The direction I'm looking.
I gave my blind friend a piece of sandpaper. He said it was the most gruesome book ever.
Want to hear the worst joke ever? Then look in a mirror.
I beat up a blind kid, but he says he's the strongest. He never saw that one!
Want to see a funny joke? Look in the mirror.
Your hairline is so long that Odell Beckham Jr. missed a catch and saw your hairline from a mile away!
Your daddy's so fat, he tripped over a rock. He thought it was a chip.
"Brown bear, brown bear, what do you see?" I see a blind man looking at me.
"Blind man, blind man, what do you see?"
Oh sorry, I forgot you can't see.
A guy stuffed some cigarettes up his eyes thinking it would make him see colors.
The next day, he could see only one color... black.
I'm reading this book in braille right now, and I know something's gonna happen, I can just feel it.
You're gay if you see this.
What do blind kids and orphans have in common?
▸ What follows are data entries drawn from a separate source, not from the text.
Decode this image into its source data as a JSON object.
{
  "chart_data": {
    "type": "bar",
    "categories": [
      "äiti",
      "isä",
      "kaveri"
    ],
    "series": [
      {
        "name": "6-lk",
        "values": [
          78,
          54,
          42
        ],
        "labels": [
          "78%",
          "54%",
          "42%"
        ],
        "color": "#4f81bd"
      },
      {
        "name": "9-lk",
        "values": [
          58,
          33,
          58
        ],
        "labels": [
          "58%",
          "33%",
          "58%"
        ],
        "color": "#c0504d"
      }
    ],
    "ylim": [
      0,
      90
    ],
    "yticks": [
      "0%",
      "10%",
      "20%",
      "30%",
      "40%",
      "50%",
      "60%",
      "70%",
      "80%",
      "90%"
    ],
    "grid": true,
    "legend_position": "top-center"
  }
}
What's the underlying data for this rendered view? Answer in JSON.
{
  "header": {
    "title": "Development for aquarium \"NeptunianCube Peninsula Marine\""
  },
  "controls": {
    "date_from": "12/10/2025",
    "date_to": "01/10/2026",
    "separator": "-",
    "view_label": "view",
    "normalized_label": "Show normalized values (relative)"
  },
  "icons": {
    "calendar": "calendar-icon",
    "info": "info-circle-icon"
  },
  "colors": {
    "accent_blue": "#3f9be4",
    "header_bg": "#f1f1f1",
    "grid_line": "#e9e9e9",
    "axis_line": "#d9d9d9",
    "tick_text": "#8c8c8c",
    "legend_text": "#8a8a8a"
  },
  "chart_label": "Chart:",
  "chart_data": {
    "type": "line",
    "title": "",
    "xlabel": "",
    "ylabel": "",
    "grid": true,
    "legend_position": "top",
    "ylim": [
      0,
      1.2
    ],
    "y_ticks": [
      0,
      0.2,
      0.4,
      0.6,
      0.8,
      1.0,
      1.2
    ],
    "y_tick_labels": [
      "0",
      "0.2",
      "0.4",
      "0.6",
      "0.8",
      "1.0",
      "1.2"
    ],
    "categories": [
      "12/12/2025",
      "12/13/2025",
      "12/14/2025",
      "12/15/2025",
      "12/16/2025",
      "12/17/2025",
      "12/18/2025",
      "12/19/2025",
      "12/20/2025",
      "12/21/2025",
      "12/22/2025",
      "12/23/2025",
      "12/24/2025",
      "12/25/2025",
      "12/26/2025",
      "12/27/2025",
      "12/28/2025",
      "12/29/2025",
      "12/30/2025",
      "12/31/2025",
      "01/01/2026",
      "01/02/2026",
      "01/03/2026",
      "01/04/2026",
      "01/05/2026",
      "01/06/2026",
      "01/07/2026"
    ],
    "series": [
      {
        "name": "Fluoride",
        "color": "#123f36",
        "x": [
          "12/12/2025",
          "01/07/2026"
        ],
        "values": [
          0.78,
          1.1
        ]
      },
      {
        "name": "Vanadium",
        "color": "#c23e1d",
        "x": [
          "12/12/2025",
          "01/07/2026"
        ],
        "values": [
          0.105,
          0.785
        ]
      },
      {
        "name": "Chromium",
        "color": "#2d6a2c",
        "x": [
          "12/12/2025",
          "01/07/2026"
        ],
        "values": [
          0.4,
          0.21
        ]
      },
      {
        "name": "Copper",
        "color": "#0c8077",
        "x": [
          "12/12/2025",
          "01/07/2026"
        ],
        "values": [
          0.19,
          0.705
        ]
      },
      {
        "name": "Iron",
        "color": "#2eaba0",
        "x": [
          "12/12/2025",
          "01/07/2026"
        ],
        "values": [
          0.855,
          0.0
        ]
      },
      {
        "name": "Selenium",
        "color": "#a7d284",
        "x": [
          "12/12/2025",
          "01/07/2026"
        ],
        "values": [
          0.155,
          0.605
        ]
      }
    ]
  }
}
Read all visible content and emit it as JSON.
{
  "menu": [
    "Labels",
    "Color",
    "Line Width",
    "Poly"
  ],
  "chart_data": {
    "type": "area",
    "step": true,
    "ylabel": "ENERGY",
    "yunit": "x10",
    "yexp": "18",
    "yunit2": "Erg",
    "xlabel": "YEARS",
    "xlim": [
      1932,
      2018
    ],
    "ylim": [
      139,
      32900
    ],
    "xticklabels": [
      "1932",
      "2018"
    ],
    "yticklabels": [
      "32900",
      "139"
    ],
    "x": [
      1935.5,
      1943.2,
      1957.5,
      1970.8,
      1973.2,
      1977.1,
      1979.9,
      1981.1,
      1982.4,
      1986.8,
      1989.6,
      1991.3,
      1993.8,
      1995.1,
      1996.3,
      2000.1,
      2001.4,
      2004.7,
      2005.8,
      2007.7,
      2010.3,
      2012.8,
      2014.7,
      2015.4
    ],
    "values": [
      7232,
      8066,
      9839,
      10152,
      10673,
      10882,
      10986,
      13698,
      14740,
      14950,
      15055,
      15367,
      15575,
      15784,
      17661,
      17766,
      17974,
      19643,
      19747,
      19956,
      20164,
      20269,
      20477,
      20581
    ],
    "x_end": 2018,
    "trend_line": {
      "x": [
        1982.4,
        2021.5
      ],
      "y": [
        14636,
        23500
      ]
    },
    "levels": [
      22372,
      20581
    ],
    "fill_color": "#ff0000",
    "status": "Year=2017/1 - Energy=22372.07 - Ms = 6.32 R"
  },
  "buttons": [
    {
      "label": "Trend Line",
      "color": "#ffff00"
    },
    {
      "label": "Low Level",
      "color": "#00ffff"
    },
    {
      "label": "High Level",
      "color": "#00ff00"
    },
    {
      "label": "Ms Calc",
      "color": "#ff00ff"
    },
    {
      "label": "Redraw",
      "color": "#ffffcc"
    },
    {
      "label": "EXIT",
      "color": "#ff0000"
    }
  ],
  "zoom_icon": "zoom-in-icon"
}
Neither of them can see their parents.
What's the best thing about dating a blind chick?
She can't identify you.
Me: Hey, say I am ugly for a billion pounds.
Them: You're ugly.
Me: Sorry, I am not a mirror.
You're as useless as Stevie Wonder's eyes!
What part of the Earth does Helen Keller not have?
The sea.
Yo mama so dumb, when she looked at the light, she said, "Why is the sun so close to me?"
Yo mama is so dumb, her reflection said, "Who are you?"
Life asked death, "Why do people choose you over me?"
Death replied, "Because you're the beautiful lie, and I'm the painful truth."
Yo mama so fat that when she looks into a mirror, it always shatters, because her weight could be felt all around.